From Economic Times:
The biggest threat these jobbers now face to their livelihood is technology. In June this year, the NSE said it would now allow “decision support tools/algorithms, wherein the orders may be placed for execution for two or more securities/contracts as the case may be in capital market and/or futures & options segment simultaneously.” In layman terms, it is the green signal for ‘program trading’ by institutional investors in the Indian market.
This clearance is linked to the stock market regulator, SEBI’s approval for Direct Market Access (DMA), which allows institutional clients to place their orders on the exchange trading system through the broker’s infrastructure, without manual intervention by the broker.
A fund manager sitting in Hong Kong or Singapore can feed a program into the trading system, specifying the conditions under which the trade has to be executed. Once program trading takes off in a big way, Rambabu and other arbitrageurs like him will be fighting emotionless software programs for their daily bread.
And the battle will be one-sided. A software code can analyse thousands of scrips simultaneously and zoom in on arbitrage opportunities much faster than the jobbers manning trading terminals. Having spotted the break, the software will execute the trade in a fraction of a second before the arbitrageur can even react.

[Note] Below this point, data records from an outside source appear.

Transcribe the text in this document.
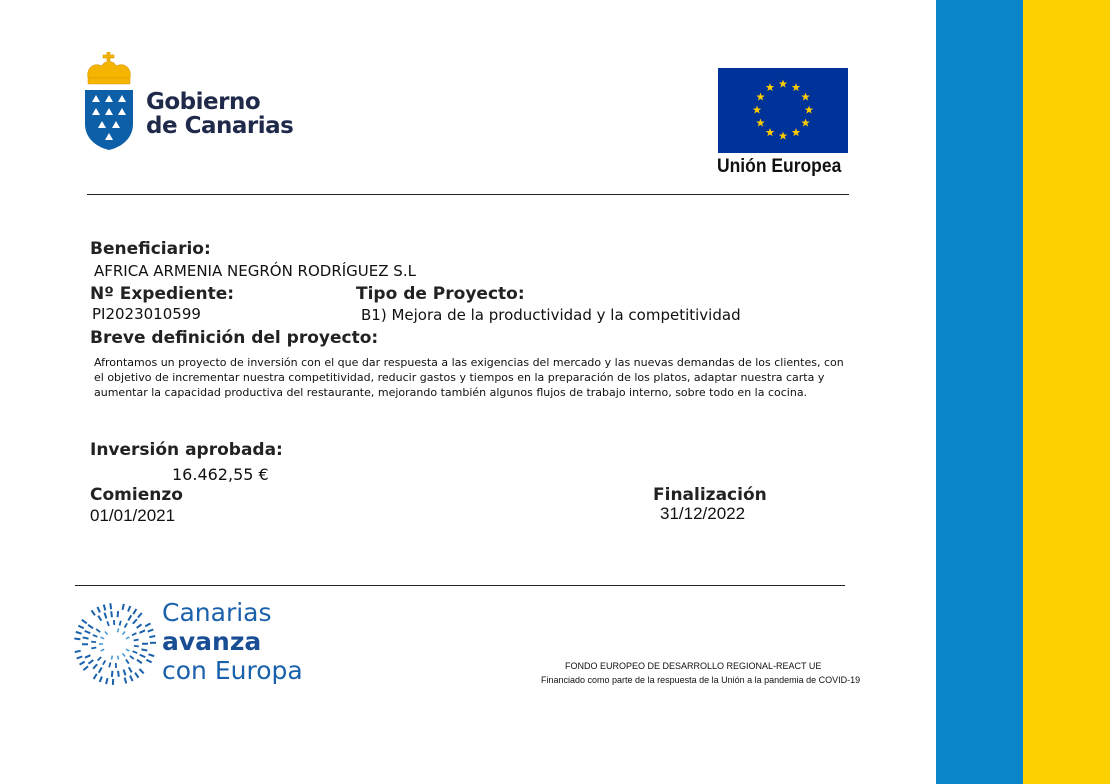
Gobierno
de Canarias
Unión Europea
Beneficiario:
AFRICA ARMENIA NEGRÓN RODRÍGUEZ S.L
Nº Expediente:
PI2023010599
Tipo de Proyecto:
B1) Mejora de la productividad y la competitividad
Breve definición del proyecto:
Afrontamos un proyecto de inversión con el que dar respuesta a las exigencias del mercado y las nuevas demandas de los clientes, con el objetivo de incrementar nuestra competitividad, reducir gastos y tiempos en la preparación de los platos, adaptar nuestra carta y aumentar la capacidad productiva del restaurante, mejorando también algunos flujos de trabajo interno, sobre todo en la cocina.
Inversión aprobada:
16.462,55 €
Comienzo
01/01/2021
Finalización
31/12/2022
Canarias
avanza
con Europa	FONDO EUROPEO DE DESARROLLO REGIONAL-REACT UE
Financiado como parte de la respuesta de la Unión a la pandemia de COVID-19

Given that I’m writing such automated systems, I am probably partly responsible. But it’s not just fund managers that can do this – even the jobbers can get programs to do this kind of thing from their desks. This means job losses for a lot of “manual” labour but a huge opportunity in discovering more mispriced opportunities using automated systems. The same jobber can move to a new and perhaps less risky business model.
Unfortunately many will not be able to do so – we are all resistant to change. Even those of us who develop systems will see them die much faster as DMA takes over. But the point is to keep changing, and to keep improving. Just like any other industry, I guess.